Türkiye’deki laiklik uygulamasına bakalım;
Laiklik bize, 1937’de M. Kemal Atatürk çok hasta ve bir sene sonra vefat edecekken, CHP’nin altı okundan biri olarak anayasaya alelacele ilave edilmiştir… Halka sorulmadan, Meclis’te müzakere edilmeden, tartışılmadan,
tek parti rejiminde yukarıdan gelen emirle tepeden inme olarak dayatılmıştır…

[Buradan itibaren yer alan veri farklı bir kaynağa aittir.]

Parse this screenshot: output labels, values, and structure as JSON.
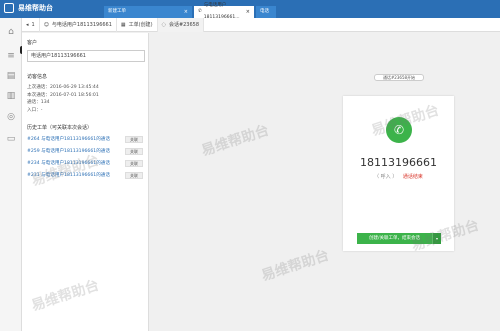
{
  "app": {
    "title": "易维帮助台"
  },
  "top_tabs": [
    {
      "label": "新建工单"
    },
    {
      "label": "与电话用户18113196661..."
    },
    {
      "label": "电话"
    }
  ],
  "tooltip": "客服界面首页",
  "subtabs": [
    {
      "label": "1"
    },
    {
      "label": "与电话用户18113196661"
    },
    {
      "label": "工单(创建)"
    },
    {
      "label": "会话#23658"
    }
  ],
  "customer": {
    "section": "客户",
    "name_value": "电话用户18113196661"
  },
  "visit_info": {
    "section": "访客信息",
    "lines": [
      "上次通话：2016-06-29 13:45:44",
      "本次通话：2016-07-01 18:56:01",
      "通话：134",
      "入口：-"
    ]
  },
  "history": {
    "section": "历史工单（可关联本次会话）",
    "items": [
      {
        "text": "#264 与电话用户18113196661的通话",
        "button": "关联"
      },
      {
        "text": "#259 与电话用户18113196661的通话",
        "button": "关联"
      },
      {
        "text": "#234 与电话用户18113196661的通话",
        "button": "关联"
      },
      {
        "text": "#231 与电话用户18113196661的通话",
        "button": "关联"
      }
    ]
  },
  "call": {
    "start_badge": "通话#23658开始",
    "number": "18113196661",
    "direction": "（ 呼入 ）",
    "status": "通话结束",
    "action_label": "创建/关联工单，结束会话",
    "action_caret": "▾"
  },
  "watermark": "易维帮助台",
  "colors": {
    "brand": "#2b6fb5",
    "call_green": "#3cb34a",
    "status_red": "#d9362b"
  }
}
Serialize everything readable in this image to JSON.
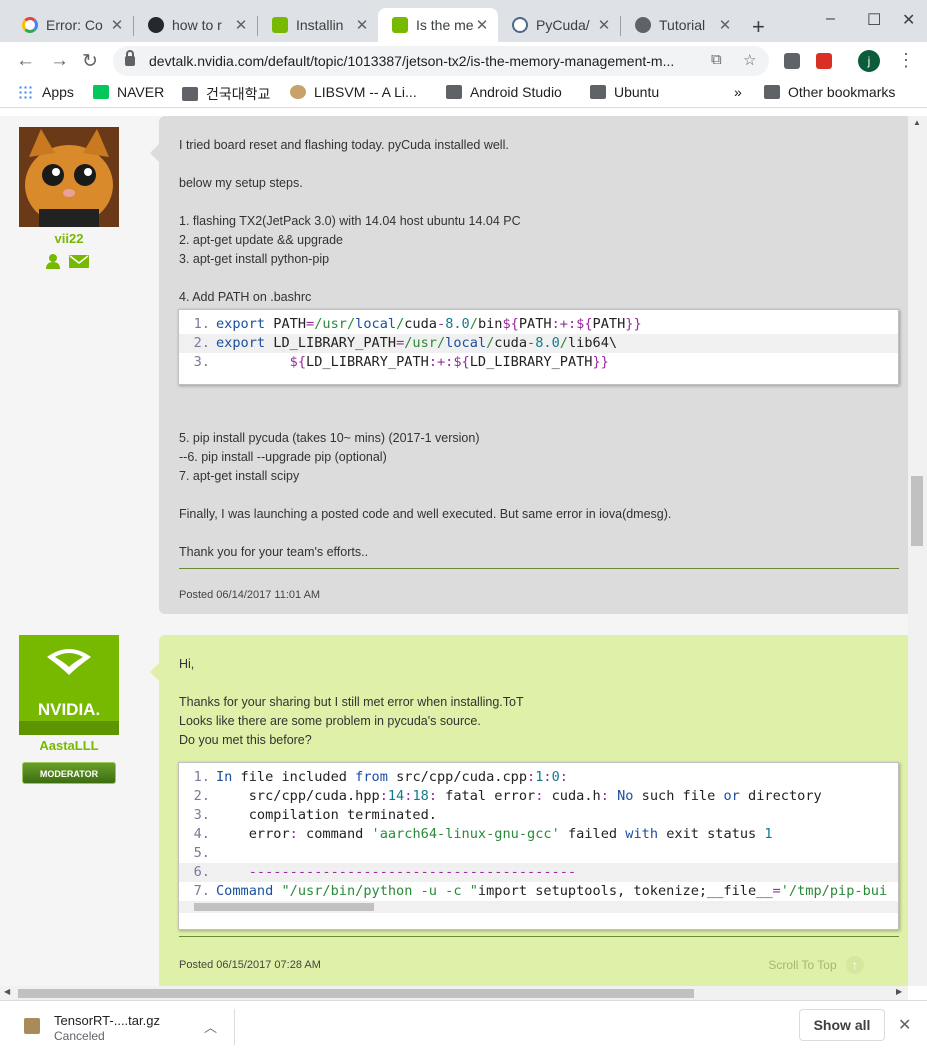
{
  "browser": {
    "tabs": [
      {
        "title": "Error: Co",
        "favicon": "google-icon"
      },
      {
        "title": "how to r",
        "favicon": "github-icon"
      },
      {
        "title": "Installin",
        "favicon": "nvidia-icon"
      },
      {
        "title": "Is the me",
        "favicon": "nvidia-icon",
        "active": true
      },
      {
        "title": "PyCuda/",
        "favicon": "pycuda-icon"
      },
      {
        "title": "Tutorial",
        "favicon": "globe-icon"
      }
    ],
    "new_tab": "+",
    "minimize": "–",
    "maximize": "☐",
    "close": "✕",
    "url": "devtalk.nvidia.com/default/topic/1013387/jetson-tx2/is-the-memory-management-m...",
    "profile_initial": "j"
  },
  "bookmarks": {
    "apps": "Apps",
    "items": [
      "NAVER",
      "건국대학교",
      "LIBSVM -- A Li...",
      "Android Studio",
      "Ubuntu"
    ],
    "overflow": "»",
    "other": "Other bookmarks"
  },
  "posts": [
    {
      "username": "vii22",
      "lines_before_code": [
        "I tried board reset and flashing today. pyCuda installed well.",
        "",
        "below my setup steps.",
        "",
        "1. flashing TX2(JetPack 3.0) with 14.04 host ubuntu 14.04 PC",
        "2. apt-get update && upgrade",
        "3. apt-get install python-pip",
        "",
        "4. Add PATH on .bashrc"
      ],
      "code_lines": [
        "export PATH=/usr/local/cuda-8.0/bin${PATH:+:${PATH}}",
        "export LD_LIBRARY_PATH=/usr/local/cuda-8.0/lib64\\",
        "         ${LD_LIBRARY_PATH:+:${LD_LIBRARY_PATH}}"
      ],
      "lines_after_code": [
        "",
        "",
        "5. pip install pycuda (takes 10~ mins) (2017-1 version)",
        "--6. pip install --upgrade pip (optional)",
        "7. apt-get install scipy",
        "",
        "Finally, I was launching a posted code and well executed. But same error in iova(dmesg).",
        "",
        "Thank you for your team's efforts.."
      ],
      "posted": "Posted 06/14/2017 11:01 AM"
    },
    {
      "username": "AastaLLL",
      "badge": "MODERATOR",
      "logo_text": "NVIDIA.",
      "lines_before_code": [
        "Hi,",
        "",
        "Thanks for your sharing but I still met error when installing.ToT",
        "Looks like there are some problem in pycuda's source.",
        "Do you met this before?"
      ],
      "code_lines": [
        "In file included from src/cpp/cuda.cpp:1:0:",
        "    src/cpp/cuda.hpp:14:18: fatal error: cuda.h: No such file or directory",
        "    compilation terminated.",
        "    error: command 'aarch64-linux-gnu-gcc' failed with exit status 1",
        "",
        "    ----------------------------------------",
        "Command \"/usr/bin/python -u -c \"import setuptools, tokenize;__file__='/tmp/pip-bui"
      ],
      "posted": "Posted 06/15/2017 07:28 AM",
      "scroll_to_top": "Scroll To Top"
    }
  ],
  "download_shelf": {
    "file_name": "TensorRT-....tar.gz",
    "status": "Canceled",
    "show_all": "Show all"
  },
  "colors": {
    "nvidia_green": "#76b900",
    "post_grey": "#dcdcdc",
    "post_green": "#dff0a8"
  }
}
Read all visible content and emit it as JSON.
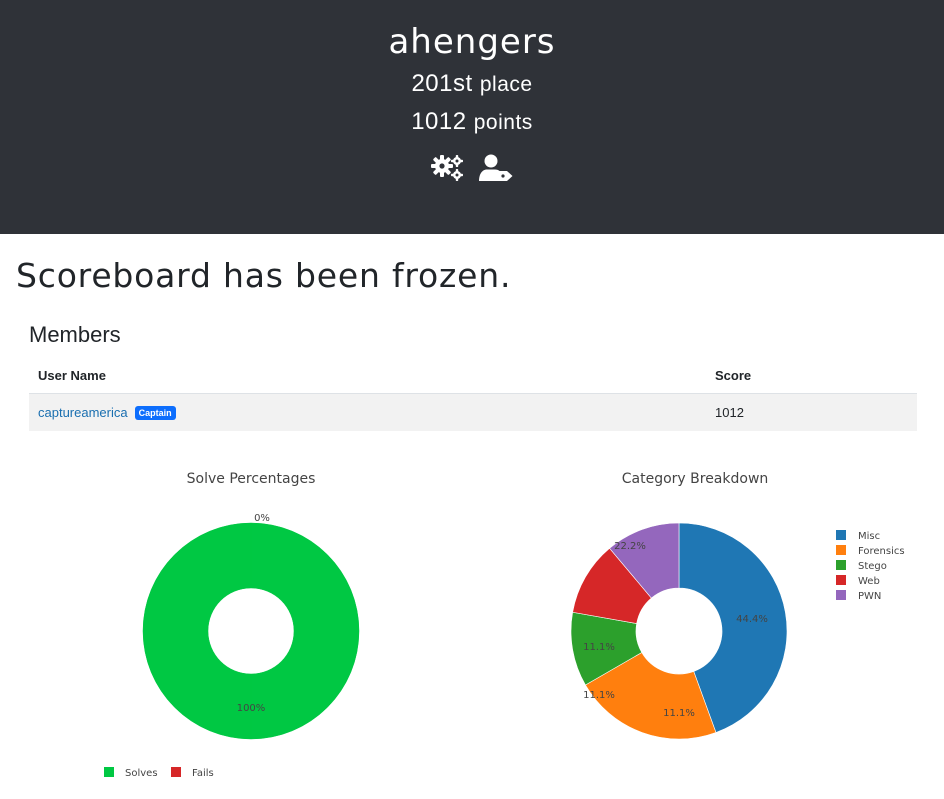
{
  "team": {
    "name": "ahengers",
    "place_number": "201st",
    "place_label": "place",
    "points_number": "1012",
    "points_label": "points",
    "icons": [
      "gears-icon",
      "user-tag-icon"
    ]
  },
  "notice": "Scoreboard has been frozen.",
  "members": {
    "title": "Members",
    "headers": [
      "User Name",
      "Score"
    ],
    "rows": [
      {
        "user": "captureamerica",
        "badge": "Captain",
        "score": "1012"
      }
    ]
  },
  "colors": {
    "header_bg": "#2f3238",
    "link": "#1a6fb0",
    "badge": "#0d6efd"
  },
  "chart_data": [
    {
      "type": "pie",
      "title": "Solve Percentages",
      "hole": true,
      "categories": [
        "Solves",
        "Fails"
      ],
      "values": [
        100,
        0
      ],
      "labels": [
        "100%",
        "0%"
      ],
      "colors": [
        "#00c843",
        "#d62728"
      ],
      "legend": "bottom"
    },
    {
      "type": "pie",
      "title": "Category Breakdown",
      "hole": true,
      "categories": [
        "Misc",
        "Forensics",
        "Stego",
        "Web",
        "PWN"
      ],
      "values": [
        44.4,
        22.2,
        11.1,
        11.1,
        11.1
      ],
      "labels": [
        "44.4%",
        "22.2%",
        "11.1%",
        "11.1%",
        "11.1%"
      ],
      "colors": [
        "#1f77b4",
        "#ff7f0e",
        "#2ca02c",
        "#d62728",
        "#9467bd"
      ],
      "legend": "right"
    }
  ]
}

1924 anayasası “Türkiye devletinin dini İslam’dır” ibaresini taşımasına rağmen, laikliğin alt yapısı şu kanunlarla hazırlanmıştır;
*1924 hilafetin ilgası.
*Osmanlı devlet yönetiminde en yüksek dini yetkiye sahip olan ve işlevleri arasında siyasal kararları İslam hukukuna uygunluğunu gözetmek olan şeyhülislamlık makamının 1924’de kaldırılışı…
*1924’te tevhid-i tedrisad kanununun kabul edilmesiyle medreselerin kapatılması, şer’iye ve evkaf bakanlığının kaldırılarak diyanet işleri başkanlığının ihdası…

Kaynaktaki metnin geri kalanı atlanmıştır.